Die Familie einer afroamerikanischen Frau, deren Gebärmutterhalszellen 1951 ohne ihr Wissen entnommen und seither unendlich vervielfältigt wurden, hat sich mit einem weiteren Biotechnologieunternehmen außergerichtlich geeinigt.
Dem Schweizer Pharmakonzern Novartis war in einer Klage vorgeworfen worden, von den Zellen Henrietta Lacks’ profitiert zu haben. Diese waren ohne ihre Zustimmung entnommen worden, ermöglichten jedoch bahnbrechende Fortschritte in der Medizin.
Die Familie von Lacks erhielt jahrzehntelang keinerlei Entschädigung und kämpft seit Jahren für Gerechtigkeit im Zusammenhang mit den „gestohlenen“ Zellen. Bereits vor fast drei Jahren hatte sie sich mit dem US-Unternehmen Thermo Fisher Scientific außergerichtlich geeinigt. Die Bedingungen dieser Vereinbarung wurden ebenso wie die der aktuellen Einigung nicht veröffentlicht.
Henrietta Lacks, eine 31-jährige Mutter aus Baltimore im US-Bundesstaat Maryland, litt 1951 unter starken Unterleibsschmerzen und ungewöhnlichen Blutungen. Bei einer Untersuchung im Johns-Hopkins-Krankenhaus entdeckten Ärzte einen großen Tumor an ihrem Gebärmutterhals.

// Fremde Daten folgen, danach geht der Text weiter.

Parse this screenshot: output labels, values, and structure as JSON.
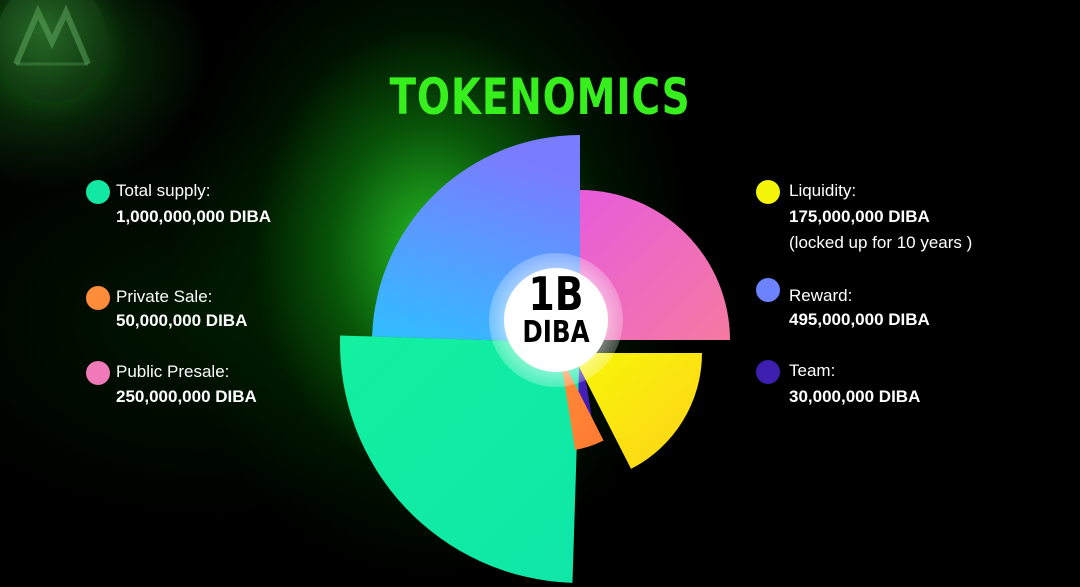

Ohne sie darüber zu informieren oder ihre Zustimmung einzuholen, entnahmen Mediziner eine Probe des Tumors und stellten sie der Forschung zur Verfügung, noch bevor sie mit der Behandlung ihres aggressiven Gebärmutterhalskrebses begannen.
Während die meisten Zellkulturen im Labor rasch abstarben, vermehrten sich Lacks’ Zellen unaufhörlich und alterten nicht – sie erwiesen sich als „unsterblich“. Dadurch konnten Forschende weltweit identische Experimente mit denselben Zelllinien durchführen.
Die nach den Anfangsbuchstaben ihres Namens benannte Zelllinie „HeLa“ wurde in Labore rund um den Globus verschickt. Laut Weltgesundheitsorganisation (WHO) trugen HeLa-Zellen maßgeblich zur Entwicklung des Polio-Impfstoffs sowie zu Fortschritten in der HIV-, Krebs- und Fruchtbarkeitsforschung bei.
Doch die Eigenschaften, die ihre Zellen zu einer wissenschaftlichen Sensation machten, konnten ihr selbst nicht helfen. Nur wenige Monate nach der Diagnose starb Henrietta Lacks im Alter von 31 Jahren an Krebs und wurde in einem anonymen Grab beigesetzt.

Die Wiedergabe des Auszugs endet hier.